In August 2012, it was announced that he would be moving to Glenavon in January 2013 after signing a pre-contract agreement. In September 2012 he overtook Liam Coyle as Derry's top scorer with 113 goals. He made his IFA Premiership debut for Glenavon on 5 January 2013 and scored his first goal at Dungannon Swifts.

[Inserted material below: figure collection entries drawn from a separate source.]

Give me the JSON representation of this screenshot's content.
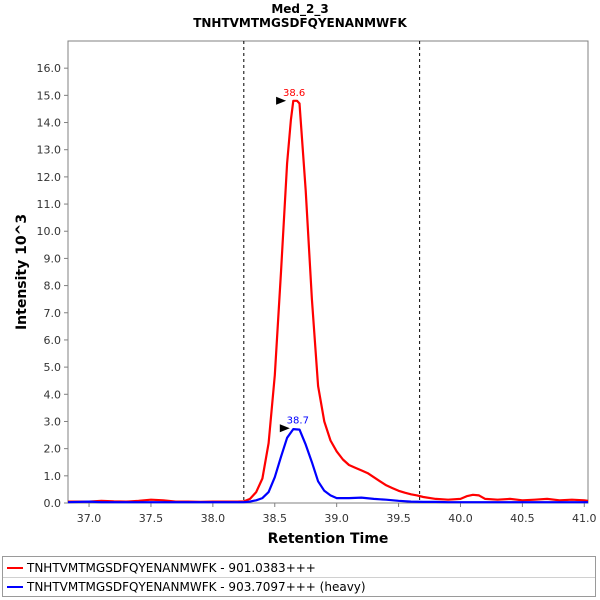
{
  "chart_data": {
    "type": "line",
    "title": "Med_2_3",
    "subtitle": "TNHTVMTMGSDFQYENANMWFK",
    "xlabel": "Retention Time",
    "ylabel": "Intensity 10^3",
    "xlim": [
      36.83,
      41.03
    ],
    "ylim": [
      0.0,
      17.0
    ],
    "x_ticks": [
      "37.0",
      "37.5",
      "38.0",
      "38.5",
      "39.0",
      "39.5",
      "40.0",
      "40.5",
      "41.0"
    ],
    "x_tick_values": [
      37.0,
      37.5,
      38.0,
      38.5,
      39.0,
      39.5,
      40.0,
      40.5,
      41.0
    ],
    "y_ticks": [
      "0.0",
      "1.0",
      "2.0",
      "3.0",
      "4.0",
      "5.0",
      "6.0",
      "7.0",
      "8.0",
      "9.0",
      "10.0",
      "11.0",
      "12.0",
      "13.0",
      "14.0",
      "15.0",
      "16.0"
    ],
    "y_tick_values": [
      0,
      1,
      2,
      3,
      4,
      5,
      6,
      7,
      8,
      9,
      10,
      11,
      12,
      13,
      14,
      15,
      16
    ],
    "vlines": [
      38.25,
      39.67
    ],
    "grid": false,
    "legend_position": "bottom",
    "series": [
      {
        "name": "TNHTVMTMGSDFQYENANMWFK - 901.0383+++",
        "color": "#ff0000",
        "peak_label": "38.6",
        "peak_x": 38.64,
        "peak_y": 14.8,
        "x": [
          36.83,
          37.0,
          37.1,
          37.2,
          37.3,
          37.4,
          37.5,
          37.6,
          37.7,
          37.8,
          37.9,
          38.0,
          38.1,
          38.2,
          38.25,
          38.3,
          38.35,
          38.4,
          38.45,
          38.5,
          38.55,
          38.6,
          38.63,
          38.65,
          38.68,
          38.7,
          38.75,
          38.8,
          38.85,
          38.9,
          38.95,
          39.0,
          39.05,
          39.1,
          39.15,
          39.2,
          39.25,
          39.3,
          39.35,
          39.4,
          39.45,
          39.5,
          39.55,
          39.6,
          39.65,
          39.7,
          39.8,
          39.9,
          40.0,
          40.05,
          40.1,
          40.15,
          40.2,
          40.3,
          40.4,
          40.5,
          40.6,
          40.7,
          40.8,
          40.9,
          41.0,
          41.03
        ],
        "y": [
          0.05,
          0.05,
          0.08,
          0.06,
          0.05,
          0.08,
          0.12,
          0.1,
          0.05,
          0.05,
          0.04,
          0.05,
          0.05,
          0.05,
          0.06,
          0.15,
          0.4,
          0.9,
          2.2,
          4.7,
          8.5,
          12.5,
          14.1,
          14.8,
          14.8,
          14.7,
          11.5,
          7.5,
          4.3,
          3.0,
          2.3,
          1.9,
          1.6,
          1.4,
          1.3,
          1.2,
          1.1,
          0.95,
          0.8,
          0.65,
          0.55,
          0.45,
          0.38,
          0.32,
          0.28,
          0.22,
          0.15,
          0.12,
          0.15,
          0.25,
          0.3,
          0.28,
          0.15,
          0.12,
          0.15,
          0.1,
          0.12,
          0.15,
          0.1,
          0.12,
          0.1,
          0.08
        ]
      },
      {
        "name": "TNHTVMTMGSDFQYENANMWFK - 903.7097+++ (heavy)",
        "color": "#0000ff",
        "peak_label": "38.7",
        "peak_x": 38.67,
        "peak_y": 2.75,
        "x": [
          36.83,
          37.0,
          37.1,
          37.2,
          37.3,
          37.4,
          37.5,
          37.6,
          37.7,
          37.8,
          37.9,
          38.0,
          38.1,
          38.2,
          38.25,
          38.3,
          38.35,
          38.4,
          38.45,
          38.5,
          38.55,
          38.6,
          38.65,
          38.7,
          38.75,
          38.8,
          38.85,
          38.9,
          38.95,
          39.0,
          39.1,
          39.2,
          39.3,
          39.4,
          39.5,
          39.6,
          39.7,
          39.8,
          39.9,
          40.0,
          40.2,
          40.4,
          40.6,
          40.8,
          41.0,
          41.03
        ],
        "y": [
          0.03,
          0.05,
          0.03,
          0.03,
          0.03,
          0.03,
          0.03,
          0.03,
          0.03,
          0.03,
          0.03,
          0.03,
          0.03,
          0.03,
          0.03,
          0.05,
          0.1,
          0.18,
          0.4,
          0.95,
          1.7,
          2.4,
          2.72,
          2.7,
          2.15,
          1.5,
          0.8,
          0.45,
          0.28,
          0.18,
          0.18,
          0.2,
          0.15,
          0.12,
          0.08,
          0.05,
          0.04,
          0.04,
          0.03,
          0.03,
          0.03,
          0.03,
          0.03,
          0.03,
          0.03,
          0.03
        ]
      }
    ]
  }
}
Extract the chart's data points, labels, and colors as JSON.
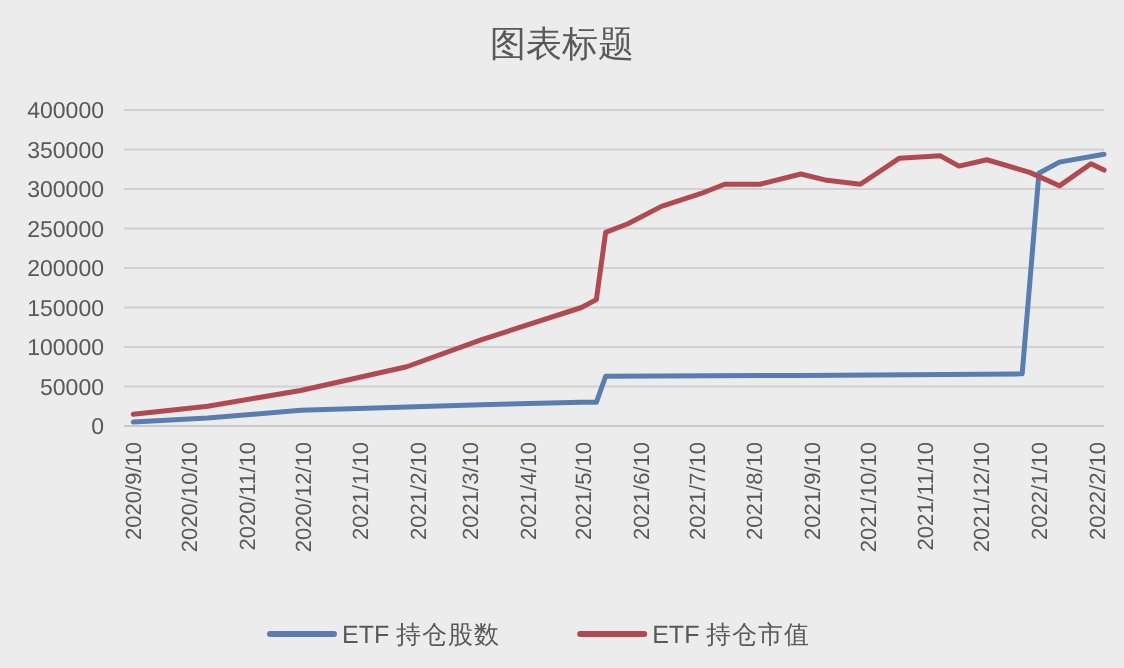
{
  "chart_data": {
    "type": "line",
    "title": "图表标题",
    "xlim": [
      "2020-09-05",
      "2022-02-14"
    ],
    "xticks": [
      {
        "value": "2020-09-10",
        "label": "2020/9/10"
      },
      {
        "value": "2020-10-10",
        "label": "2020/10/10"
      },
      {
        "value": "2020-11-10",
        "label": "2020/11/10"
      },
      {
        "value": "2020-12-10",
        "label": "2020/12/10"
      },
      {
        "value": "2021-01-10",
        "label": "2021/1/10"
      },
      {
        "value": "2021-02-10",
        "label": "2021/2/10"
      },
      {
        "value": "2021-03-10",
        "label": "2021/3/10"
      },
      {
        "value": "2021-04-10",
        "label": "2021/4/10"
      },
      {
        "value": "2021-05-10",
        "label": "2021/5/10"
      },
      {
        "value": "2021-06-10",
        "label": "2021/6/10"
      },
      {
        "value": "2021-07-10",
        "label": "2021/7/10"
      },
      {
        "value": "2021-08-10",
        "label": "2021/8/10"
      },
      {
        "value": "2021-09-10",
        "label": "2021/9/10"
      },
      {
        "value": "2021-10-10",
        "label": "2021/10/10"
      },
      {
        "value": "2021-11-10",
        "label": "2021/11/10"
      },
      {
        "value": "2021-12-10",
        "label": "2021/12/10"
      },
      {
        "value": "2022-01-10",
        "label": "2022/1/10"
      },
      {
        "value": "2022-02-10",
        "label": "2022/2/10"
      }
    ],
    "ylim": [
      0,
      400000
    ],
    "yticks": [
      0,
      50000,
      100000,
      150000,
      200000,
      250000,
      300000,
      350000,
      400000
    ],
    "grid": "y",
    "legend": "bottom",
    "marker": "none",
    "line_style": "solid",
    "series": [
      {
        "name": "ETF 持仓股数",
        "color": "#5a7db0",
        "x": [
          "2020-09-10",
          "2020-10-20",
          "2020-12-09",
          "2021-03-16",
          "2021-05-09",
          "2021-05-17",
          "2021-05-22",
          "2021-09-04",
          "2022-01-01",
          "2022-01-10",
          "2022-01-21",
          "2022-02-14"
        ],
        "values": [
          5000,
          10000,
          20000,
          27000,
          30000,
          30000,
          63000,
          64000,
          66000,
          320000,
          334000,
          344000
        ]
      },
      {
        "name": "ETF 持仓市值",
        "color": "#b04a50",
        "x": [
          "2020-09-10",
          "2020-10-20",
          "2020-12-09",
          "2021-02-04",
          "2021-03-16",
          "2021-05-09",
          "2021-05-17",
          "2021-05-22",
          "2021-06-03",
          "2021-06-21",
          "2021-07-12",
          "2021-07-25",
          "2021-08-13",
          "2021-09-04",
          "2021-09-18",
          "2021-10-06",
          "2021-10-27",
          "2021-11-18",
          "2021-11-28",
          "2021-12-13",
          "2022-01-05",
          "2022-01-21",
          "2022-02-07",
          "2022-02-14"
        ],
        "values": [
          15000,
          25000,
          45000,
          75000,
          109000,
          150000,
          160000,
          245000,
          256000,
          278000,
          294000,
          306000,
          306000,
          319000,
          311000,
          306000,
          339000,
          342000,
          329000,
          337000,
          321000,
          304000,
          332000,
          324000
        ]
      }
    ]
  }
}
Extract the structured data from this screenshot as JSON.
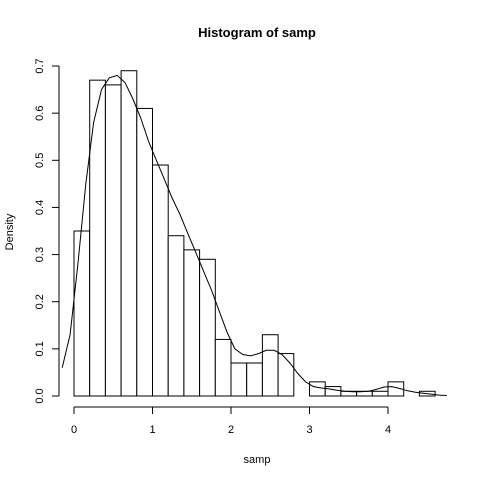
{
  "chart_data": {
    "type": "histogram",
    "title": "Histogram of samp",
    "xlabel": "samp",
    "ylabel": "Density",
    "xlim": [
      0,
      4.8
    ],
    "ylim": [
      0,
      0.7
    ],
    "x_ticks": [
      0,
      1,
      2,
      3,
      4
    ],
    "y_ticks": [
      0.0,
      0.1,
      0.2,
      0.3,
      0.4,
      0.5,
      0.6,
      0.7
    ],
    "x_tick_labels": [
      "0",
      "1",
      "2",
      "3",
      "4"
    ],
    "y_tick_labels": [
      "0.0",
      "0.1",
      "0.2",
      "0.3",
      "0.4",
      "0.5",
      "0.6",
      "0.7"
    ],
    "bin_edges": [
      0,
      0.2,
      0.4,
      0.6,
      0.8,
      1.0,
      1.2,
      1.4,
      1.6,
      1.8,
      2.0,
      2.2,
      2.4,
      2.6,
      2.8,
      3.0,
      3.2,
      3.4,
      3.6,
      3.8,
      4.0,
      4.2,
      4.4,
      4.6
    ],
    "densities": [
      0.35,
      0.67,
      0.66,
      0.69,
      0.61,
      0.49,
      0.34,
      0.31,
      0.29,
      0.12,
      0.07,
      0.07,
      0.13,
      0.09,
      0.0,
      0.03,
      0.02,
      0.01,
      0.01,
      0.01,
      0.03,
      0.0,
      0.01
    ],
    "density_curve": {
      "x": [
        -0.15,
        -0.05,
        0.05,
        0.15,
        0.25,
        0.35,
        0.45,
        0.55,
        0.65,
        0.75,
        0.85,
        0.95,
        1.05,
        1.15,
        1.25,
        1.35,
        1.45,
        1.55,
        1.65,
        1.75,
        1.85,
        1.95,
        2.05,
        2.15,
        2.25,
        2.35,
        2.45,
        2.55,
        2.65,
        2.75,
        2.85,
        2.95,
        3.05,
        3.15,
        3.25,
        3.35,
        3.45,
        3.55,
        3.65,
        3.75,
        3.85,
        3.95,
        4.05,
        4.15,
        4.25,
        4.35,
        4.45,
        4.55,
        4.65,
        4.75
      ],
      "y": [
        0.06,
        0.13,
        0.28,
        0.45,
        0.58,
        0.65,
        0.675,
        0.68,
        0.665,
        0.63,
        0.59,
        0.54,
        0.5,
        0.46,
        0.42,
        0.385,
        0.345,
        0.305,
        0.265,
        0.225,
        0.18,
        0.135,
        0.1,
        0.088,
        0.085,
        0.09,
        0.097,
        0.097,
        0.088,
        0.07,
        0.048,
        0.03,
        0.02,
        0.017,
        0.015,
        0.012,
        0.01,
        0.009,
        0.009,
        0.01,
        0.014,
        0.019,
        0.02,
        0.016,
        0.011,
        0.008,
        0.006,
        0.004,
        0.002,
        0.001
      ]
    }
  }
}
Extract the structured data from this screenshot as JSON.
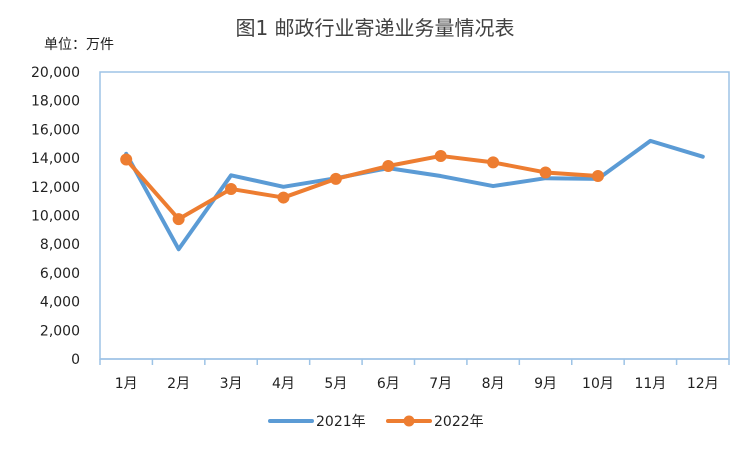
{
  "chart_data": {
    "type": "line",
    "title": "图1  邮政行业寄递业务量情况表",
    "unit_label": "单位：万件",
    "categories": [
      "1月",
      "2月",
      "3月",
      "4月",
      "5月",
      "6月",
      "7月",
      "8月",
      "9月",
      "10月",
      "11月",
      "12月"
    ],
    "y_ticks": [
      "0",
      "2,000",
      "4,000",
      "6,000",
      "8,000",
      "10,000",
      "12,000",
      "14,000",
      "16,000",
      "18,000",
      "20,000"
    ],
    "ylim": [
      0,
      20000
    ],
    "grid": false,
    "legend_position": "bottom",
    "series": [
      {
        "name": "2021年",
        "color": "#5B9BD5",
        "marker": false,
        "values": [
          14300,
          7650,
          12800,
          12000,
          12600,
          13300,
          12750,
          12050,
          12600,
          12550,
          15200,
          14100
        ]
      },
      {
        "name": "2022年",
        "color": "#ED7D31",
        "marker": true,
        "values": [
          13900,
          9750,
          11850,
          11250,
          12550,
          13450,
          14150,
          13700,
          13000,
          12750,
          null,
          null
        ]
      }
    ]
  }
}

Farren died of cancer on 3 February 2016. In his honour, Derry City retired the number 18 jersey, which he wore during his time at the club.

==Honours==
===Club===
- FAI Cup (2): 2006 and 2012.
- League of Ireland Cup (5): 2005, 2006, 2007, 2008 and 2011.
- League of Ireland First Division (1): 2010.

===Individual===
- League of Ireland Premier Division Top Scorer (1): 2008 (16 goals).
- League of Ireland First Division Top Scorer (1): 2010 (18 goals).